I get asked all the time by friends and colleagues if they should sign up for a new credit card for [insert reason here]. Ultimately whether I recommend signing up for a new credit card comes down to one question:
Will you receive quantifiable value out of the credit card that is well in excess of its annual fee?
This is how I think about credit cards, and how you should too.
Think of rewards in terms of cash they would otherwise displace
Cash back – Cash back is easy to value. If a credit card gives you $100 in cash back, it is worth $100.

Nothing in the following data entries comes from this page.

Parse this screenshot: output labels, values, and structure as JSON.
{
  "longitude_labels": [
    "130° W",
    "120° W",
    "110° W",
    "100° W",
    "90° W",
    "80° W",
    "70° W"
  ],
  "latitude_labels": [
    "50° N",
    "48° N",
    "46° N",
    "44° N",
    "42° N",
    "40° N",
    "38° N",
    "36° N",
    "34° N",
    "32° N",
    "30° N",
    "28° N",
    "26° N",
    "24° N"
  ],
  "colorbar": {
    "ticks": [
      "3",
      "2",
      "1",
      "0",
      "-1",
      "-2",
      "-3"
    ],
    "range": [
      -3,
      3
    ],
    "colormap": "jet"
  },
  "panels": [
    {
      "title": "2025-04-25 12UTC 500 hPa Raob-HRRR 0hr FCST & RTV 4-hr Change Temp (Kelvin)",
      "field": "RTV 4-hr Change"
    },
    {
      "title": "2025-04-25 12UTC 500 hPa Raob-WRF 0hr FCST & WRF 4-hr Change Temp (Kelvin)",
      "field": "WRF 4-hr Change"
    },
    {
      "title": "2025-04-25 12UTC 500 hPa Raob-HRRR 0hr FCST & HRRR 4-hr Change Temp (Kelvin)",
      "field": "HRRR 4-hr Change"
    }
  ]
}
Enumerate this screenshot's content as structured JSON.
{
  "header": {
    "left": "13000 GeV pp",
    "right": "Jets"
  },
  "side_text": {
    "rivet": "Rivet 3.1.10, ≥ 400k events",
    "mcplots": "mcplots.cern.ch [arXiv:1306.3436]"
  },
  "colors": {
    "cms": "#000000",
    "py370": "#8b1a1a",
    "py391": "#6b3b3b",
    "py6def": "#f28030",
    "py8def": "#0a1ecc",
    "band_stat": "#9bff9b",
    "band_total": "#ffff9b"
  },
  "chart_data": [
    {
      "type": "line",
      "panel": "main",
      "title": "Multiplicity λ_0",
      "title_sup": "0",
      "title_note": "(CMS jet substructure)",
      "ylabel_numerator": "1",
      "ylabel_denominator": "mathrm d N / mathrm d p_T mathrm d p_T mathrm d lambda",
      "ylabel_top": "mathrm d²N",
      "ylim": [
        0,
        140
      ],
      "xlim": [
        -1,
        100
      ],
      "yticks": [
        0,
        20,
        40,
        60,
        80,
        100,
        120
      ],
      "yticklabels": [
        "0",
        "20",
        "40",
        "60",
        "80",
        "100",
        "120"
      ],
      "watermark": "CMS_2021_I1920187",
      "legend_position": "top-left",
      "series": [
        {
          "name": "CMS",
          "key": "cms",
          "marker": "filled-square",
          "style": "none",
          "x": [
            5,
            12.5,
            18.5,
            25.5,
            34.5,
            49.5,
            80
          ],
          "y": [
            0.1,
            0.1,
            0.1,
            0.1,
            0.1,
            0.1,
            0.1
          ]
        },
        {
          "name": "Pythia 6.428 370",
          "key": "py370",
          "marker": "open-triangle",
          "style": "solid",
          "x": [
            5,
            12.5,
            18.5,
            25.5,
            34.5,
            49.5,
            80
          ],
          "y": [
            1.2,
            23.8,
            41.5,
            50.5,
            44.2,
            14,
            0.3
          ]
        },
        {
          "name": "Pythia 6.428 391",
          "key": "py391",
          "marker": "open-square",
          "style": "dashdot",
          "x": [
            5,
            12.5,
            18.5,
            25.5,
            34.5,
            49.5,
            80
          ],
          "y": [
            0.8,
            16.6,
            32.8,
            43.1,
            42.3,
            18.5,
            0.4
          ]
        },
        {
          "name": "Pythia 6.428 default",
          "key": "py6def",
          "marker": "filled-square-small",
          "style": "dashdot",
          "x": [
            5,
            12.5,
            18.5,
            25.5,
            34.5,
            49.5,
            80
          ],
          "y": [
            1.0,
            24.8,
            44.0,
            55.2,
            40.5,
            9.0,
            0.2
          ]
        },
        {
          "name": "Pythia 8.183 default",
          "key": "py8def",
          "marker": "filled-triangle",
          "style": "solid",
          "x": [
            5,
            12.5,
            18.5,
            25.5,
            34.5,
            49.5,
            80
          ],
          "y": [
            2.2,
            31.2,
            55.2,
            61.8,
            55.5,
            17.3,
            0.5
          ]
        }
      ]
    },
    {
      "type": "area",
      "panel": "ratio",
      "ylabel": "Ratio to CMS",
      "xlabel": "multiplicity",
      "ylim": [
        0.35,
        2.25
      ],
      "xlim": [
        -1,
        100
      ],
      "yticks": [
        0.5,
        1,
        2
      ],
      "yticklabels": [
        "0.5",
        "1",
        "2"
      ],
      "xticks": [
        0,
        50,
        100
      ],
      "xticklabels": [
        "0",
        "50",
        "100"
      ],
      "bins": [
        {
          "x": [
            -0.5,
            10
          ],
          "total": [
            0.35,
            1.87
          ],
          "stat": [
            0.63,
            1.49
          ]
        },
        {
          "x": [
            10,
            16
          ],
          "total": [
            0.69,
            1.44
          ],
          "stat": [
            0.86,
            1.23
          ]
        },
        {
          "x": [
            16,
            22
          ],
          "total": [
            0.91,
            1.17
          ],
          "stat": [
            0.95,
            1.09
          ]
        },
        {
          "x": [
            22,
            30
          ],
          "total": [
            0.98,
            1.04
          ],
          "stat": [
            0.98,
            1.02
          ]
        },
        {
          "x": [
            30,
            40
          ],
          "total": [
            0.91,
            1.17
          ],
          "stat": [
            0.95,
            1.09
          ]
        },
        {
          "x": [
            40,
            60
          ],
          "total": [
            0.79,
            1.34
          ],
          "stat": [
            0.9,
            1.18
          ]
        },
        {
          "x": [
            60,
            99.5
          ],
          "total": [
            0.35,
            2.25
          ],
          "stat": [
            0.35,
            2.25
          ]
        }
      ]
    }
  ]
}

Purchase Offset Credits – Some credit cards offer opportunities to redeem points to offset certain types of purchases like travel, restaurants, or transporation. The Capital One Venture X card, for example, offers points that are worth 1 cent each if they are redeemed against travel purchases you put in the card. Generally, I only place a value on purchase offsets if I am *certain* that I will spend enough on a card in categories that I can offset with my points.
Frequent Flyer Miles and Hotel Points – One mistake people make is that they value points based on the flashy first class and luxury hotel redemptions promoted by some bloggers. Yes, you might be able to get into the Park Hyatt Kyoto for 30,000 points a night, but that doesn’t mean that your points are worth 5.08 cents each because you probably wouldn’t otherwise pay $1,524.47 per night to stay in that hotel. Personally, I use Frequent Miler’s Reasonable Redemption Values, but I acknowledge that if I’m sitting on half a million SkyMiles, the marginal SkyMile is worth substantially less than that amount.
Your benefits are worth what you would pay
Benefits You Frequently Use – For me, this means things like lounge access and extended warranty benefits.
Airport lounge access is a benefit that I use almost every time I am traveling. On my American Express Platinum card, I receive access to Delta Sky Clubs when traveling on a same-day Delta itinerary, I can access American Express lounges 3 hours prior to a flight, and I have access to the Priority Pass network of lounges. This means that I have 4 lounges at my home airport, MSP, and I almost always stop into them before my flight and frequently upon my return. When traveling, I’d normally spend $15 for a meal at an airport while passing through. If I take 20 flights (or 10 round trips) per year, that is $300 of food that I am otherwise not buying, because I can eat in the lounge. I probably wouldn’t pay $300 up-front for this benefit, but I’d definitely pay $200, so that’s what I value lounge access at.
Extended warranty is another benefit that I use with some frequency. I don’t think that consumer electronics are explicitly designed to fail after their manufacturer’s warranty expires, but I’ve experienced my share of Nexus Phone Boot Loops, iPad crashes, printer malfunctions and other issues to know that getting an extra year of warranty from my American Express Card is worth it. Let’s say I buy $1000 of purchases with warranties and 10% of them break within the first year after a manufacturer’s warrant expires. That’s $100 of value. Would I pay $50 per year for that? Likely.
Benefits You Rarely Use – In addition to the benefits you regularly use, there are some benefits like trip delay protection, primary rental car insurance, purchase protection, or cell phone insurance that I rarely use. Yes, if the new iPad I bought gets stolen in the next 90 days, purchase protection will be incredibly valuable… but that’s unlikely to happen. Yes, you should always buy things on cards that protect you from theft. Yes, you should rent your car using a card with primary rental car insurance if you have it. But it’s probably not worth placing a value on these.
Duplicate Benefits – If you are a card-collector, you might have multiple cards that have overlapping benefits. This shows up commonly in people who carry multiple premium credit cards that have overlapping lounge benefits. Your first PriorityPass lounge membership is worth something, but your second, third, or forth don’t get you anything extra, so don’t value them.
Collecting credit card, airline, and hotel points has allowed me to have some pretty amazing experiences, but I always try to be level-headed about evaluating the value I am getting from having my credit cards. I’m happy to pay a $695 annual fee on my American Express Card, but only if I am getting value well in excess of the annual fee. Hopefully the above framework helps you as you evaluate how you use credit cards and miles and points.